The competition watchdog's delayed decision on the $785 million deal giving Z about 49% of the retail transport fuels market allows NZX-listed Z to buy the 'downstream' assets of American oil giant Chevron, which is exiting all but its exploration activities in New Zealand.
While the four commissioners considering the issue agreed there would be no substantial lessening of competition in six of the seven markets where Z and Chevron overlap, they split three-to-one on the decision to allow Z to buy the Chevron and Challenge! chains, with Jill Walker dissenting even after determining 20 sites where Z will have to sell its existing operations because of competition concerns in 22 areas.
Z, which was formed from the retail and other downstream assets of Royal Dutch Shell's New Zealand operation, must close retail sites in the following locations: Northland (3), Auckland (1), Waikato (3), Bay of Plenty (1), Wellington (1), top of the South Island (2), Christchurch (3), Canterbury outside Christchurch (4), and one in Otago, with a truck stop in Kawerau also to be sold.
"In all other local areas, we concluded that the merged entity would face sufficient competition from remaining BP, Mobil, Gull and/or independent service station owners."
The commission concluded that Chevron, through the Caltex and Challenge! brands, had been "a passive competitor in New Zealand and followed the lead of its rivals rather than taking an aggressive approach in its pricing."
Once the divestments were undertaken, "Chevron's absence would not make a material difference to the competitive dynamics we currently see, where retail price movements are dominated by Z, BP, Mobil, and Gull."
Z owns some 200 service stations while Caltex has 150 sites.
In its decision, the commission said it considered it was "possible, but not definitive, that coordination (on retail pricing) is occurring in some local markets" while noting such behaviours as "price following, regional pricing differences and rising margins can occur in both coordinated and competitive markets" and was "not illegal under the Commerce Act."
Its passive stance to date also meant "the likelihood of Chevron being an effective constraint on coordination in the future is low, even if sold to another party."
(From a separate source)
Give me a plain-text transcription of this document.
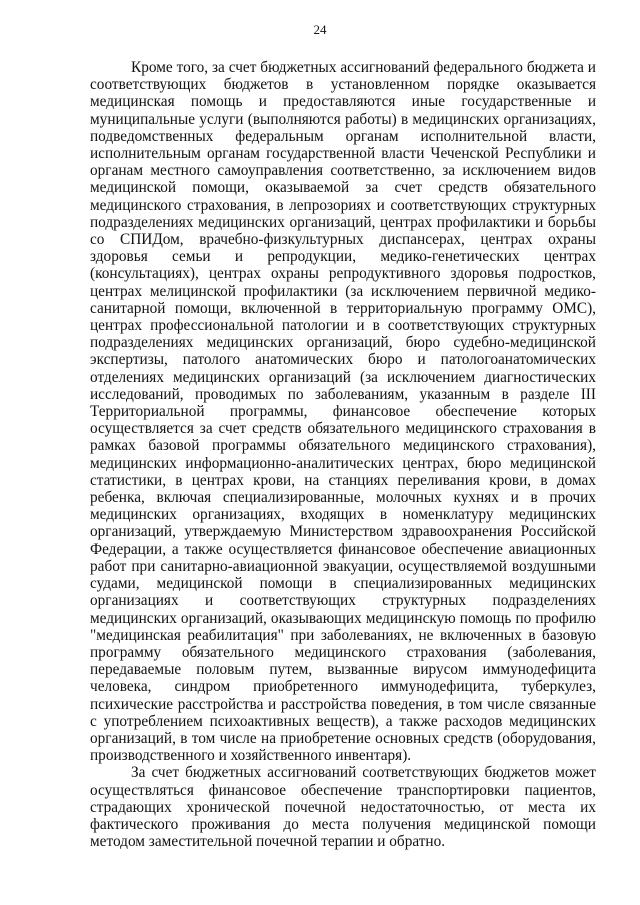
24

Кроме того, за счет бюджетных ассигнований федерального бюджета и соответствующих бюджетов в установленном порядке оказывается медицинская помощь и предоставляются иные государственные и муниципальные услуги (выполняются работы) в медицинских организациях, подведомственных федеральным органам исполнительной власти, исполнительным органам государственной власти Чеченской Республики и органам местного самоуправления соответственно, за исключением видов медицинской помощи, оказываемой за счет средств обязательного медицинского страхования, в лепрозориях и соответствующих структурных подразделениях медицинских организаций, центрах профилактики и борьбы со СПИДом, врачебно-физкультурных диспансерах, центрах охраны здоровья семьи и репродукции, медико-генетических центрах (консультациях), центрах охраны репродуктивного здоровья подростков, центрах мелицинской профилактики (за исключением первичной медико-санитарной помощи, включенной в территориальную программу ОМС), центрах профессиональной патологии и в соответствующих структурных подразделениях медицинских организаций, бюро судебно-медицинской экспертизы, патолого анатомических бюро и патологоанатомических отделениях медицинских организаций (за исключением диагностических исследований, проводимых по заболеваниям, указанным в разделе III Территориальной программы, финансовое обеспечение которых осуществляется за счет средств обязательного медицинского страхования в рамках базовой программы обязательного медицинского страхования), медицинских информационно-аналитических центрах, бюро медицинской статистики, в центрах крови, на станциях переливания крови, в домах ребенка, включая специализированные, молочных кухнях и в прочих медицинских организациях, входящих в номенклатуру медицинских организаций, утверждаемую Министерством здравоохранения Российской Федерации, а также осуществляется финансовое обеспечение авиационных работ при санитарно-авиационной эвакуации, осуществляемой воздушными судами, медицинской помощи в специализированных медицинских организациях и соответствующих структурных подразделениях медицинских организаций, оказывающих медицинскую помощь по профилю "медицинская реабилитация" при заболеваниях, не включенных в базовую программу обязательного медицинского страхования (заболевания, передаваемые половым путем, вызванные вирусом иммунодефицита человека, синдром приобретенного иммунодефицита, туберкулез, психические расстройства и расстройства поведения, в том числе связанные с употреблением психоактивных веществ), а также расходов медицинских организаций, в том числе на приобретение основных средств (оборудования, производственного и хозяйственного инвентаря).

За счет бюджетных ассигнований соответствующих бюджетов может осуществляться финансовое обеспечение транспортировки пациентов, страдающих хронической почечной недостаточностью, от места их фактического проживания до места получения медицинской помощи методом заместительной почечной терапии и обратно.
Z chief executive Mike Bennetts welcomed the decision, which took 10 months, saying "as a local company we believe buying the business of a global company is good for New Zealand and it’s now up to us to prove it."
Mr Bennetts said last year that Z would continue to operate the Caltex brand separately, although Z has only two years' rights to use it.
Z shares closed at $7.15 yesterday and have risen 56.2% in the last year.